À partir de janvier 2026, le régime de pension complémentaire sectorielle (PCS) pour les employés de la construction franchit une étape importante. Jusqu’à présent, il s’agissait essentiellement d’une épargne complémentaire alimentée par une cotisation patronale de 1,10 % du salaire de référence. Dès 2026, cette contribution augmentera pour atteindre 1,80 %, ce qui permettra de renforcer les droits de pension accumulés par les travailleurs.
Introduction d’un volet de solidarité
La réforme ne se limite pas à une simple augmentation de cotisation. Le régime deviendra un régime social, intégrant un volet solidarité. Concrètement, cela signifie que les droits à pension complémentaire continueront à se constituer même pendant certaines périodes où le salarié ne perçoit pas de rémunération habituelle, comme lors d’un congé de maternité, d’une incapacité de travail pour cause de maladie ou encore dans d’autres situations assimilées.
Ce volet prévoit également une protection supplémentaire en cas de décès, par exemple via une rente versée aux ayants droit. L’objectif est donc de rendre le régime plus protecteur et plus équitable, en couvrant aussi les périodes d’inactivité involontaire.

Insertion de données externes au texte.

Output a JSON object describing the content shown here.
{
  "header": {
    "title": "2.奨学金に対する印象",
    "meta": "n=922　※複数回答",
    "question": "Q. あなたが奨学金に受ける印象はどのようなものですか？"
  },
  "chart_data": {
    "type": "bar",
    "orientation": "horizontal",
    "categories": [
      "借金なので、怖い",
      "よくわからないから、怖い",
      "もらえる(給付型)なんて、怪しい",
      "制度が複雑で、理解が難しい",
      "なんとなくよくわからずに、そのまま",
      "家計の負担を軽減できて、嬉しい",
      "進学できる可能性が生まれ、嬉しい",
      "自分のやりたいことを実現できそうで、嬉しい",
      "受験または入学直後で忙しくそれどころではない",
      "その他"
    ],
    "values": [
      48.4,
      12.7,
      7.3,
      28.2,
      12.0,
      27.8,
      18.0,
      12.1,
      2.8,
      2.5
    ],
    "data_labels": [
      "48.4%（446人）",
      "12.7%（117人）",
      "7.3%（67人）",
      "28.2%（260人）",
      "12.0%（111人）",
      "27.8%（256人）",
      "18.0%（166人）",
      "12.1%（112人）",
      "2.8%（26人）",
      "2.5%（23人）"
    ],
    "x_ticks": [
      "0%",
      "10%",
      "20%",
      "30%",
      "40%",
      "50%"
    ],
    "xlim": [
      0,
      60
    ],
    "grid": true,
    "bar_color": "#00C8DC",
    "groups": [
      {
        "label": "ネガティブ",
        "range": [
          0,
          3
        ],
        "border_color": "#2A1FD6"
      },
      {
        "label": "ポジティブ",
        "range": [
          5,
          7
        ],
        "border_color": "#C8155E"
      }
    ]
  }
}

Harmonisation entre ouvriers et employés
Historiquement, il existait une différence importante entre les pensions complémentaires des ouvriers et celles des employés dans la construction. Les réformes en cours visent à gommer progressivement ces disparités. Le cap est fixé à l’horizon 2030, où les deux groupes devraient bénéficier d’un régime comparable, équivalent à une cotisation globale d’environ 2,65 % du salaire de référence. Cela s’inscrit dans une politique de convergence sociale entre catégories de travailleurs.
Responsabilités des employeurs
Si vous ne disposez pas déjà d’un plan de pension d’entreprise équivalent ou plus avantageux, vos employés sont automatiquement affiliés au régime sectoriel dès janvier 2026.
En résumé
La PCS des employés de la construction devient en 2026 un régime plus robuste et socialement protecteur. Les travailleurs y gagnent une pension complémentaire renforcée, qui couvre également certaines périodes d’absence et qui protège mieux en cas de décès. Pour les employeurs, la réforme implique une hausse de la cotisation et la nécessité de vérifier si leur plan d’entreprise reste compétitif par rapport au régime sectoriel. Cette évolution s’inscrit dans une logique d’harmonisation progressive entre ouvriers et employés, avec une convergence prévue à l’horizon 2030.